Al momento al programma, Mp4Talent, hanno aderito «circa 900 persone – spiega in una nota l’agenzia – di cui circa 700 hanno preso parte al percorso di formazione». «Oggi – si legge nel testo – il 20% circa delle persone si sono ricollocate». I corsi proseguono (lunedì sono partite nuove classi) ma i lavoratori scalpitano per arrivare in fondo al programma, cioè al colloquio, visto che per alcuni di loro a metà febbraio scadranno gli ammortizzatori sociali. «Qualche risultato c’è – anticipa il neo-segretario di Cgil Milano, Massimo Bonini –. Faremo verifiche periodiche». «C’è un movimento da parte delle agenzie – osserva Renato Zambelli, responsabile Expo per la Cisl ambrosiana –. A livello governativo bisogna riposizionare la garanzia giovani come supporto per ricollocare questi lavoratori».

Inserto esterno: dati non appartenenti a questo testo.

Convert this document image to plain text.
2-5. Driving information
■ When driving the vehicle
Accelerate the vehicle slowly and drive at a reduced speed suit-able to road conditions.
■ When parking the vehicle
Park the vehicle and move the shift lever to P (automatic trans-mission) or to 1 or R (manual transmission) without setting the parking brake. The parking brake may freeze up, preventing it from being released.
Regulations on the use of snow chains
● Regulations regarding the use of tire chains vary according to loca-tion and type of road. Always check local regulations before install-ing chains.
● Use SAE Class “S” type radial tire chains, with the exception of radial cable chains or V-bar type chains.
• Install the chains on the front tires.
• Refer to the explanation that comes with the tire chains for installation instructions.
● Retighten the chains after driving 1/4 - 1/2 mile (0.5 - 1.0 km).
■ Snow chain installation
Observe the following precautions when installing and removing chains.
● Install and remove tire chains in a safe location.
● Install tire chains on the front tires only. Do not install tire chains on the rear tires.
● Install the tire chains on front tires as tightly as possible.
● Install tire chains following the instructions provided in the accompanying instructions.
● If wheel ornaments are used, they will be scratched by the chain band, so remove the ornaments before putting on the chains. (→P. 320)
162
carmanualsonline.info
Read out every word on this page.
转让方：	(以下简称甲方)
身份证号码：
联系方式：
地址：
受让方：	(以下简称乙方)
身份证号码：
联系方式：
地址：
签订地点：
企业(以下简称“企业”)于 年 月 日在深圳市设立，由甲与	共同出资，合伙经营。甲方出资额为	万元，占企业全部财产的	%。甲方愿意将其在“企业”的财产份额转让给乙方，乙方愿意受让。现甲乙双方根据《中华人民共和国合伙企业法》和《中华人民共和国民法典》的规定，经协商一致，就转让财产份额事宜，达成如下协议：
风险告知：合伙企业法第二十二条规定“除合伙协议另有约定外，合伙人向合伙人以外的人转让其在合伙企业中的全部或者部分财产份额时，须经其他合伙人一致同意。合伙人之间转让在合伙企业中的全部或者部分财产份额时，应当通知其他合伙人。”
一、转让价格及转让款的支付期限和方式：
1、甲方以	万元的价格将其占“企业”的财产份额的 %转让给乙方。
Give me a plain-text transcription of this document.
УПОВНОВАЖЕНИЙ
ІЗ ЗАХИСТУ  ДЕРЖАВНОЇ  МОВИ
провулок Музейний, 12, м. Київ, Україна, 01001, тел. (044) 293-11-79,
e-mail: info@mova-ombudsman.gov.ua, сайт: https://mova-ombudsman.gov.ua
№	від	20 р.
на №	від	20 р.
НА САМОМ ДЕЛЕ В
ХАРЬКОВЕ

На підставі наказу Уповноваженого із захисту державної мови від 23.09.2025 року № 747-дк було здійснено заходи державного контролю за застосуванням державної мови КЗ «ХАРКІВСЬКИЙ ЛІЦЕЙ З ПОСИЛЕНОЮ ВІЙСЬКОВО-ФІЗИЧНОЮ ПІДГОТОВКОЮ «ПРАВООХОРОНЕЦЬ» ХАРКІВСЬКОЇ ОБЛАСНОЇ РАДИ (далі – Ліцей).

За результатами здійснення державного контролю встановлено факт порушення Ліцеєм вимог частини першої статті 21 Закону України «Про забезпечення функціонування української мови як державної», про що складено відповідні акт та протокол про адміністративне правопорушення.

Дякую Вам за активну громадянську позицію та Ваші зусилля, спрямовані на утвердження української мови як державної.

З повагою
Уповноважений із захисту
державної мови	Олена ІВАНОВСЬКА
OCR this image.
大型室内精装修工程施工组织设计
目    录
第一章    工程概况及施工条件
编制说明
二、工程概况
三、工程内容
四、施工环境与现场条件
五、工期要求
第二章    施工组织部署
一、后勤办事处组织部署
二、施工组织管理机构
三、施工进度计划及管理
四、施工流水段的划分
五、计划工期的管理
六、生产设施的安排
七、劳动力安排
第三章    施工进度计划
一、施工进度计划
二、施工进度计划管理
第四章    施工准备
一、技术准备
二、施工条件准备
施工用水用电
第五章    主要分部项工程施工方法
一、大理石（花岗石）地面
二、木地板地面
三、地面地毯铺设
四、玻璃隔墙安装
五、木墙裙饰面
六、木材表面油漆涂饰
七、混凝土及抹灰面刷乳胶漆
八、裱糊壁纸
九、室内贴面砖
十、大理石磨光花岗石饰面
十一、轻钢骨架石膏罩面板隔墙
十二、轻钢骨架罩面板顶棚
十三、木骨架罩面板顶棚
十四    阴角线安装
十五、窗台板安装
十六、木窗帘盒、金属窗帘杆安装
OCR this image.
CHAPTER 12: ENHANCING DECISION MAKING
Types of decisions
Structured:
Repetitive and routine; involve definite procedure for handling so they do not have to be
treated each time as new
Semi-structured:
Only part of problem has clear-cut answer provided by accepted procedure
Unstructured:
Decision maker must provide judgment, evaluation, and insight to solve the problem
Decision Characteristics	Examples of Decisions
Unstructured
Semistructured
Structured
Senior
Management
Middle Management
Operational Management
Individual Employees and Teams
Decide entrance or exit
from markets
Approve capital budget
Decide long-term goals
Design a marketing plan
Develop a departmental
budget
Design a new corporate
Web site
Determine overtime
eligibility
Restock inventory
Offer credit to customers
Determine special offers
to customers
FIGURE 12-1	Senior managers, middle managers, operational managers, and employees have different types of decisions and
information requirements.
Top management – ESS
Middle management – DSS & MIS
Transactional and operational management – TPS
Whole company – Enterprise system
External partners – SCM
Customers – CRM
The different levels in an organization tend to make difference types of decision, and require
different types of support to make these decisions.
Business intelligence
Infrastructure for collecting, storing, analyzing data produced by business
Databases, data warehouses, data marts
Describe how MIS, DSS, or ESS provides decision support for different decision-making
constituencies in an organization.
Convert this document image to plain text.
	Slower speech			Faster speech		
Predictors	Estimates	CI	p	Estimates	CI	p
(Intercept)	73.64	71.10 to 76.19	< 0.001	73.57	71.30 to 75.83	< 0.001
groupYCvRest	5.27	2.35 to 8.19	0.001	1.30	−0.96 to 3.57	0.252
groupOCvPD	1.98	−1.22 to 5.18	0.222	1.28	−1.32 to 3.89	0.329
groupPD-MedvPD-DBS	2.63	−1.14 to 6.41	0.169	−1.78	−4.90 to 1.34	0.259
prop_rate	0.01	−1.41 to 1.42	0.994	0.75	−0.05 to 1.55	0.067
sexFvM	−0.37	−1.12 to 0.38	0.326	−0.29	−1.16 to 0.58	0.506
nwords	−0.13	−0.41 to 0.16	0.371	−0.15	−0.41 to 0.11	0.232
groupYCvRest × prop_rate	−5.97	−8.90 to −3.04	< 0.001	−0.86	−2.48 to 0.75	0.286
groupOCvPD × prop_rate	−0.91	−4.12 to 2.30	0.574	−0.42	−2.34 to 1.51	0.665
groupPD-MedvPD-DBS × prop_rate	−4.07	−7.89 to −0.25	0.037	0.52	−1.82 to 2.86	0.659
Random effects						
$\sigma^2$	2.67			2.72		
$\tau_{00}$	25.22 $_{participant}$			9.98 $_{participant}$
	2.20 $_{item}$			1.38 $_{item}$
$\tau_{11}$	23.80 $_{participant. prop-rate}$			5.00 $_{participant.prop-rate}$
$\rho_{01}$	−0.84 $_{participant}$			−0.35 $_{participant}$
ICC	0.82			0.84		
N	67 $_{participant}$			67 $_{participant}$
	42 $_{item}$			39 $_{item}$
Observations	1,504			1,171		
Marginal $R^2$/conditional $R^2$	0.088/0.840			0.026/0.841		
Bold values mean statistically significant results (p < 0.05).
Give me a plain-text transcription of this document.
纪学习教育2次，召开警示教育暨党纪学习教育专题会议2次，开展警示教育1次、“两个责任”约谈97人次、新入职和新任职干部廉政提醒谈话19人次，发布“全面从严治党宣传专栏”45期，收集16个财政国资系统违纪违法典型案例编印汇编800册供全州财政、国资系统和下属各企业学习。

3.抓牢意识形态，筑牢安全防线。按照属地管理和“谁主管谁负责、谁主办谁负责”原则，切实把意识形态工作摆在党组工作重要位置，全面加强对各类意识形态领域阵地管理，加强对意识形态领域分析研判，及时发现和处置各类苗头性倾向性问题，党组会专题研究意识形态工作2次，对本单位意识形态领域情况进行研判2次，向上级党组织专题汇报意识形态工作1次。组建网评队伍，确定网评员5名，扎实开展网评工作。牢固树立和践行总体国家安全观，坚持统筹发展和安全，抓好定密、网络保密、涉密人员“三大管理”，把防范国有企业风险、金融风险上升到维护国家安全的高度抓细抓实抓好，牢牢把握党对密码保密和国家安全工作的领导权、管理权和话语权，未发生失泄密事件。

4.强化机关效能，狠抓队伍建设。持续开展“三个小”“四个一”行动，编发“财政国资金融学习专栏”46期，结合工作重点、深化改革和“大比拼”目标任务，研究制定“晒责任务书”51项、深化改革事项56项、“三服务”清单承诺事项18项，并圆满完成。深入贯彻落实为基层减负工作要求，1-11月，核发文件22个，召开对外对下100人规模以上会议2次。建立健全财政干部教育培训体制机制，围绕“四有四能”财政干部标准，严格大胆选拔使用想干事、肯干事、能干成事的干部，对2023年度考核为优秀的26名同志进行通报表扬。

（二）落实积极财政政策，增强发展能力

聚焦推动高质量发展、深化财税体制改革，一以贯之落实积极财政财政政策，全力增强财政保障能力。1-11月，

A febbraio arriveranno anche i rapporti sull’occupazione in provincia di Milano nel 2015. Le prime proiezioni dei sindacati, tuttavia, sono tutt’altro che lusinghiere: l’anno scorso la disoccupazione nell’area sarebbe calata dello 0,3%. L’Expo, insomma, non avrebbe prodotto alcun effetto sulle assunzioni, confermando un trend già osservato dall’ex Provincia di Milano dal 2012 al 2014, quando i contratti legati all’evento erano l’1% del totale. «Molto più dubbia è la stima di quanto i benefici occupazionali possano rivelarsi duraturi nel tempo», avvertiva già a inizio ottobre una relazione dell’osservatorio mercato del lavoro della Città metropolitana di Milano. «La vera eredità in termini di occupazione – prosegue il documento – dipenderà in buona parte, quindi, dalle nuove imprese che hanno tratto da Expo le motivazioni per la loro attivazione», specie nei settori dell’accoglienza, del commercio e del turismo. E a due mesi e mezzo dalla fine di Expo, non si è ancora chiusa la partita per gli stipendi di Palazzo Italia. Gli ultimi fascicoli sono passati ai legali dei sindacati.